Issue Solving Workflow

When to use

Use when the user wants to solve or continue a GitHub issue end-to-end, including short current-repo prompts like solve #123, direct GitHub issue URLs, or requests like lets work on https://github.com/owner/repo/issues/123.

Typical triggers:

  • "lets solve #123"
  • "solve #123"
  • "work on #123"
  • "lets work on https://github.com/owner/repo/issues/123"
  • "https://github.com/owner/repo/issues/123"
  • "continue work on issue #123"
  • "implement issue #123 end-to-end"
  • "work on this ticket: [issue URL]"
  • "research, implement, and prepare a PR for this issue"

Treat GitHub issue URLs as interchangeable with #123 references for verbs like solve, fix, implement, continue, finish, or work on. A direct GitHub issue URL can serve as the main request payload when no competing intent is stated.

When not to use

  • Request is only issue drafting/authoring
  • No implementation changes expected
  • Repository write operations are disallowed

Required inputs

Collect before execution:

  • issue URL or owner/repo#number
  • repository and branch/worktree decision
  • acceptance criteria and out-of-scope constraints
  • required validation commands for the target repository

Optional:

  • related issues/PRs
  • risk areas to prioritize
  • requested commit/PR granularity

Instructions

  1. Ask whether to use a dedicated git worktree

    • Ask this before any other workflow questions.
    • If yes, use/create the worktree and continue there.
  2. Confirm issue context and success criteria

    • Read the issue body, labels, and linked discussions once, then reuse that context instead of refetching.
    • Restate the implementable scope and explicitly list out-of-scope items.
  3. Confirm assignee intent for issue closure work

    • Check whether the current user is assigned to the primary issue.
    • If the current user is not assigned, ask whether they want to assign themselves before continuing.
    • For each sub-issue that will be resolved or closed by this workflow, check assignee status once and reuse the result for closure decisions.
    • If the current user is not assigned on a sub-issue, ask whether they want to assign themselves before resolving/closing it.
  4. Apply low-token GitHub strategy

    • Prefer MCP-backed tools over ad hoc gh api or GraphQL calls when equivalent tools exist.
    • Avoid duplicate lookups for labels, issue types, and duplicate detection.
    • Cache per-run context (issue metadata, duplicate matches, issue-type support, label sets, assignee candidates) and reuse it — do not re-fetch data that was already retrieved in this session.
    • When delegating to fusion-issue-authoring or its subordinate skills, the orchestrator's session-cache rules apply: labels and assignee candidates are fetched once per repository, issue types once per organization.
    • Use GraphQL fallback only when MCP coverage is unavailable and do not loop retries.
    • GraphQL mutations cost 5 secondary-limit points each (vs 1 for queries); batch fields into single calls and pause at least 1 second between mutation calls.
    • Budget awareness: a typical implementation session (read issue + duplicate check + 1–2 mutations + sub-issue links) should stay under ~20 MCP read calls and ~5 mutations.
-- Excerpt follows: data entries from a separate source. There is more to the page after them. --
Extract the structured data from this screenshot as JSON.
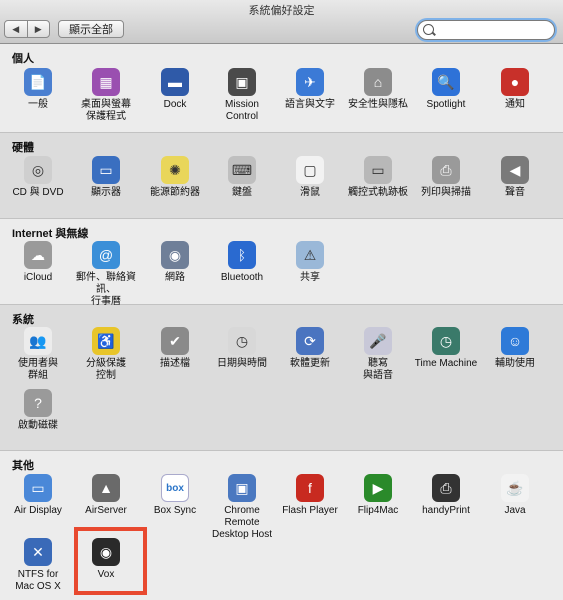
{
  "window": {
    "title": "系統偏好設定"
  },
  "toolbar": {
    "back": "◀",
    "forward": "▶",
    "show_all": "顯示全部",
    "search_placeholder": ""
  },
  "sections": [
    {
      "title": "個人",
      "items": [
        {
          "label": "一般",
          "icon": "general-icon",
          "color": "#4a7fd0",
          "glyph": "📄"
        },
        {
          "label": "桌面與螢幕\n保護程式",
          "icon": "desktop-screensaver-icon",
          "color": "#9a4fb0",
          "glyph": "▦"
        },
        {
          "label": "Dock",
          "icon": "dock-icon",
          "color": "#2f5aa8",
          "glyph": "▬"
        },
        {
          "label": "Mission\nControl",
          "icon": "mission-control-icon",
          "color": "#4a4a4a",
          "glyph": "▣"
        },
        {
          "label": "語言與文字",
          "icon": "language-text-icon",
          "color": "#3b7ad6",
          "glyph": "✈"
        },
        {
          "label": "安全性與隱私",
          "icon": "security-privacy-icon",
          "color": "#8c8c8c",
          "glyph": "⌂"
        },
        {
          "label": "Spotlight",
          "icon": "spotlight-icon",
          "color": "#2e72d8",
          "glyph": "🔍"
        },
        {
          "label": "通知",
          "icon": "notifications-icon",
          "color": "#c8302a",
          "glyph": "●"
        }
      ]
    },
    {
      "title": "硬體",
      "items": [
        {
          "label": "CD 與 DVD",
          "icon": "cd-dvd-icon",
          "color": "#cfcfcf",
          "glyph": "◎"
        },
        {
          "label": "顯示器",
          "icon": "displays-icon",
          "color": "#3a6fc0",
          "glyph": "▭"
        },
        {
          "label": "能源節約器",
          "icon": "energy-saver-icon",
          "color": "#e9d65a",
          "glyph": "✺"
        },
        {
          "label": "鍵盤",
          "icon": "keyboard-icon",
          "color": "#bfbfbf",
          "glyph": "⌨"
        },
        {
          "label": "滑鼠",
          "icon": "mouse-icon",
          "color": "#f2f2f2",
          "glyph": "▢"
        },
        {
          "label": "觸控式軌跡板",
          "icon": "trackpad-icon",
          "color": "#b8b8b8",
          "glyph": "▭"
        },
        {
          "label": "列印與掃描",
          "icon": "print-scan-icon",
          "color": "#9a9a9a",
          "glyph": "⎙"
        },
        {
          "label": "聲音",
          "icon": "sound-icon",
          "color": "#7a7a7a",
          "glyph": "◀"
        }
      ]
    },
    {
      "title": "Internet 與無線",
      "items": [
        {
          "label": "iCloud",
          "icon": "icloud-icon",
          "color": "#9a9a9a",
          "glyph": "☁"
        },
        {
          "label": "郵件、聯絡資訊、\n行事曆",
          "icon": "mail-contacts-calendar-icon",
          "color": "#3b8fd8",
          "glyph": "@"
        },
        {
          "label": "網路",
          "icon": "network-icon",
          "color": "#6f7f98",
          "glyph": "◉"
        },
        {
          "label": "Bluetooth",
          "icon": "bluetooth-icon",
          "color": "#2a6ad0",
          "glyph": "ᛒ"
        },
        {
          "label": "共享",
          "icon": "sharing-icon",
          "color": "#9ab8d8",
          "glyph": "⚠"
        }
      ]
    },
    {
      "title": "系統",
      "items": [
        {
          "label": "使用者與\n群組",
          "icon": "users-groups-icon",
          "color": "#ececec",
          "glyph": "👥"
        },
        {
          "label": "分級保護\n控制",
          "icon": "parental-controls-icon",
          "color": "#e8c52a",
          "glyph": "♿"
        },
        {
          "label": "描述檔",
          "icon": "profiles-icon",
          "color": "#8a8a8a",
          "glyph": "✔"
        },
        {
          "label": "日期與時間",
          "icon": "date-time-icon",
          "color": "#d8d8d8",
          "glyph": "◷"
        },
        {
          "label": "軟體更新",
          "icon": "software-update-icon",
          "color": "#4a74c0",
          "glyph": "⟳"
        },
        {
          "label": "聽寫\n與語音",
          "icon": "dictation-speech-icon",
          "color": "#c8c8d8",
          "glyph": "🎤"
        },
        {
          "label": "Time Machine",
          "icon": "time-machine-icon",
          "color": "#3a7a6a",
          "glyph": "◷"
        },
        {
          "label": "輔助使用",
          "icon": "accessibility-icon",
          "color": "#2e7ad8",
          "glyph": "☺"
        },
        {
          "label": "啟動磁碟",
          "icon": "startup-disk-icon",
          "color": "#9a9a9a",
          "glyph": "?"
        }
      ]
    },
    {
      "title": "其他",
      "items": [
        {
          "label": "Air Display",
          "icon": "air-display-icon",
          "color": "#4a88d8",
          "glyph": "▭"
        },
        {
          "label": "AirServer",
          "icon": "airserver-icon",
          "color": "#6a6a6a",
          "glyph": "▲"
        },
        {
          "label": "Box Sync",
          "icon": "box-sync-icon",
          "color": "#2a74c8",
          "glyph": "box"
        },
        {
          "label": "Chrome Remote\nDesktop Host",
          "icon": "chrome-remote-desktop-icon",
          "color": "#4a78c0",
          "glyph": "▣"
        },
        {
          "label": "Flash Player",
          "icon": "flash-player-icon",
          "color": "#c82a20",
          "glyph": "f"
        },
        {
          "label": "Flip4Mac",
          "icon": "flip4mac-icon",
          "color": "#2a8a2a",
          "glyph": "▶"
        },
        {
          "label": "handyPrint",
          "icon": "handyprint-icon",
          "color": "#333333",
          "glyph": "⎙"
        },
        {
          "label": "Java",
          "icon": "java-icon",
          "color": "#f2f2f2",
          "glyph": "☕"
        },
        {
          "label": "NTFS for\nMac OS X",
          "icon": "ntfs-icon",
          "color": "#3a6ab8",
          "glyph": "✕"
        },
        {
          "label": "Vox",
          "icon": "vox-icon",
          "color": "#2a2a2a",
          "glyph": "◉"
        }
      ]
    }
  ]
}
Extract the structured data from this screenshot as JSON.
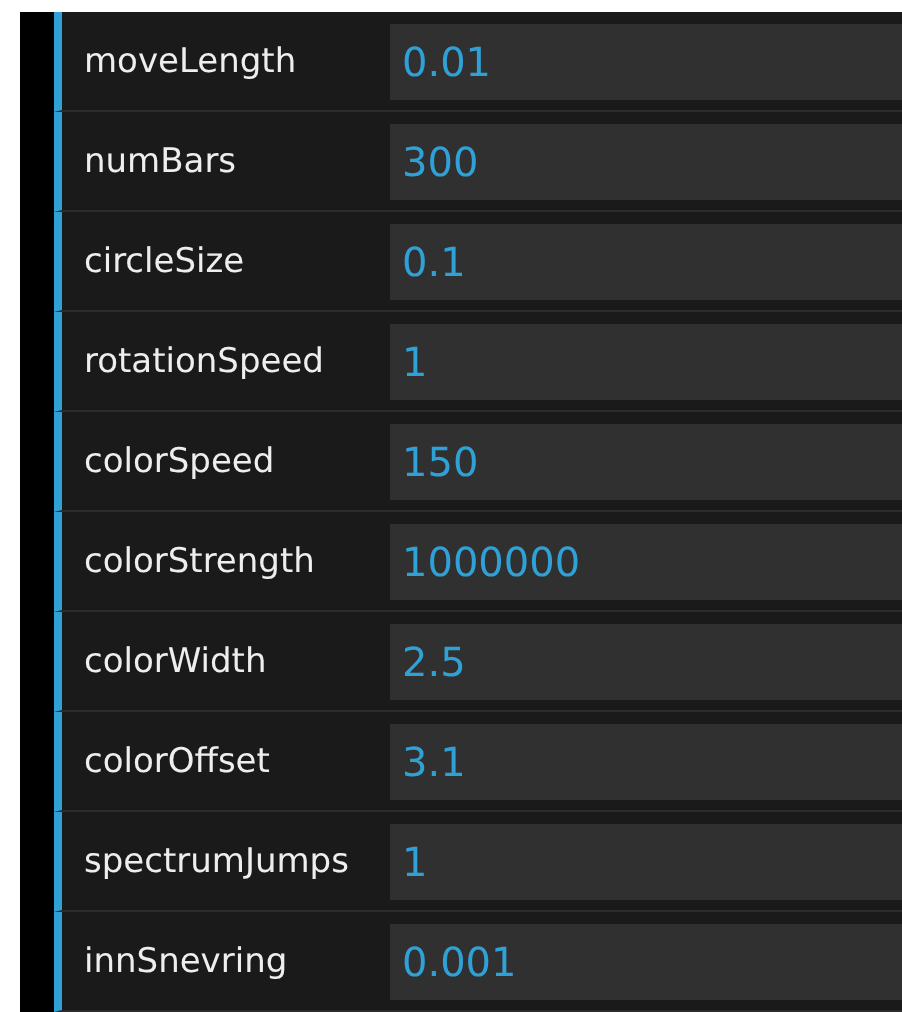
{
  "controllers": [
    {
      "label": "moveLength",
      "value": "0.01"
    },
    {
      "label": "numBars",
      "value": "300"
    },
    {
      "label": "circleSize",
      "value": "0.1"
    },
    {
      "label": "rotationSpeed",
      "value": "1"
    },
    {
      "label": "colorSpeed",
      "value": "150"
    },
    {
      "label": "colorStrength",
      "value": "1000000"
    },
    {
      "label": "colorWidth",
      "value": "2.5"
    },
    {
      "label": "colorOffset",
      "value": "3.1"
    },
    {
      "label": "spectrumJumps",
      "value": "1"
    },
    {
      "label": "innSnevring",
      "value": "0.001"
    }
  ]
}
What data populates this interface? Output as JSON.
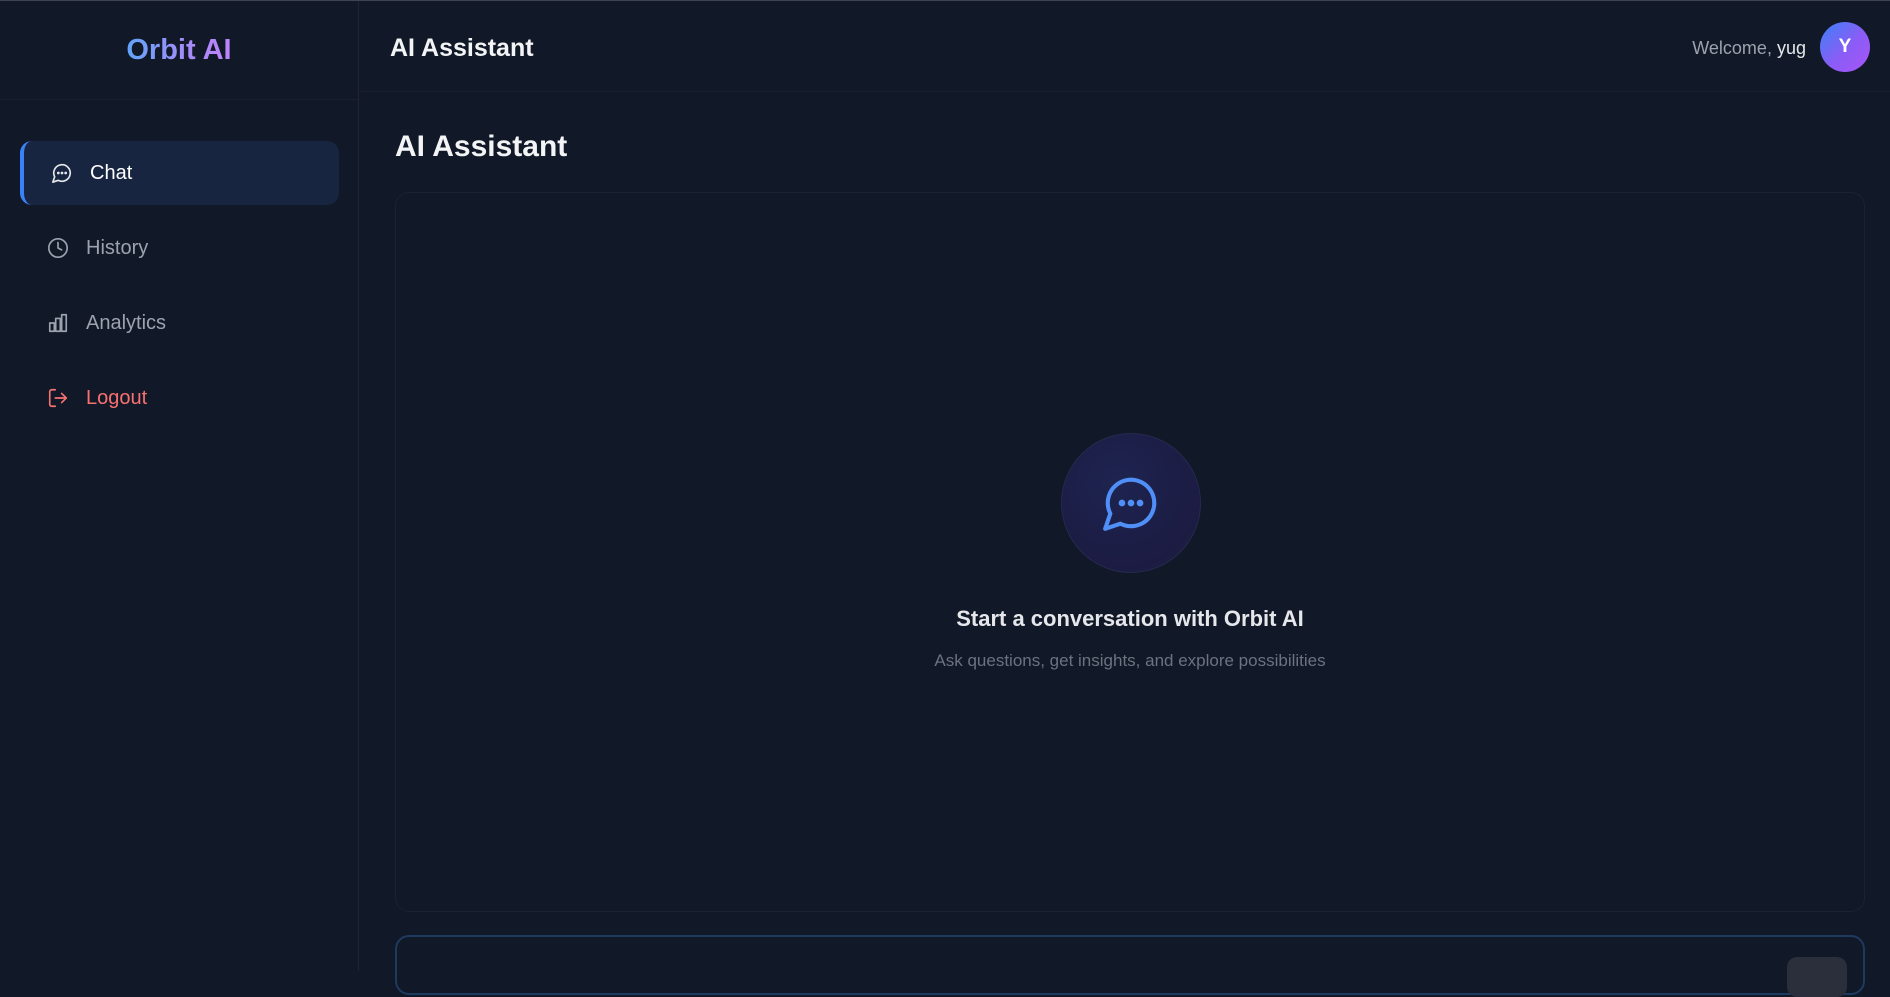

If the running total approaches 30+ calls, pause optional enrichment and proceed with local work.
    • Respect retry-after and x-ratelimit-reset headers; do not retry before the indicated wait.
    • If rate limits are hit, stop non-essential operations and continue with local implementation/PR preparation when possible.
  5. Build and track a concrete plan

    • Create actionable todos ordered by dependencies.
    • Keep exactly one step in progress and update status as work completes.
  6. Research before edits

    • Inspect relevant files, tests, and adjacent usage.
    • Prefer root-cause fixes over surface patches.
  7. Implement in small scoped changes

    • Keep each change aligned to issue acceptance criteria.
    • Avoid unrelated refactors and generated release artifacts.
  8. Validate incrementally

    • Run targeted checks first, then required project checks.
    • If checks fail, fix relevant issues and re-run before proceeding.
  9. Prepare PR-ready output

    • Summarize what changed and why.
    • Include validation evidence and known follow-ups.
    • Draft the PR body in a .tmp/ file with an issue/context-specific name (for example, .tmp/pr-body-issue-123-scope-summary.md), not a shared .tmp/pr-body.md.
    • Base the draft on .github/pull_request_template.md and keep it updated as implementation evolves.
    • Ask which base branch to target and propose a likely default (typically main, or the branch the current branch was cut from).
    • Ask whether the PR should be opened as draft or ready for review.
    • Ask whether the PR should be assigned to the user and whether related issues should be linked.
  10. Optional GitHub mutation steps

  • Before any GitHub mutation (create/edit/comment/close), ask for explicit user confirmation.
  • If requested, update issue status/comments with objective progress.
  • Prefer MCP tool mutations over ad hoc API calls when equivalent operations exist.
  • If GitHub API rate limits block mutation, report the failure clearly, stop retry loops, and propose a safe retry sequence.
  • If requested, create or update the PR using the repository PR template and the .tmp/ PR body draft file, using the confirmed base branch, draft/ready state, assignee choice, and related issue links.

Expected output

Return a concise delivery report with:

  • implemented scope vs original issue criteria,
  • files changed,
  • validation commands and outcomes,
  • assignment decisions for primary issue and affected sub-issues,
  • API usage strategy used (MCP-first/cache reuse/fallbacks),
  • open risks/blockers,
  • PR body summary (or .tmp/ draft file path when created).

Assets

Safety & constraints

  • This skill is mutation-capable. Repository-local workflow instructions take precedence over inline guidance when they conflict.
  • Never request or expose secrets/credentials.
  • Never run destructive commands without explicit confirmation.
  • Keep changes minimal and scoped to the issue.
  • Do not claim checks passed without running them.
  • Follow repository instructions and contribution rules.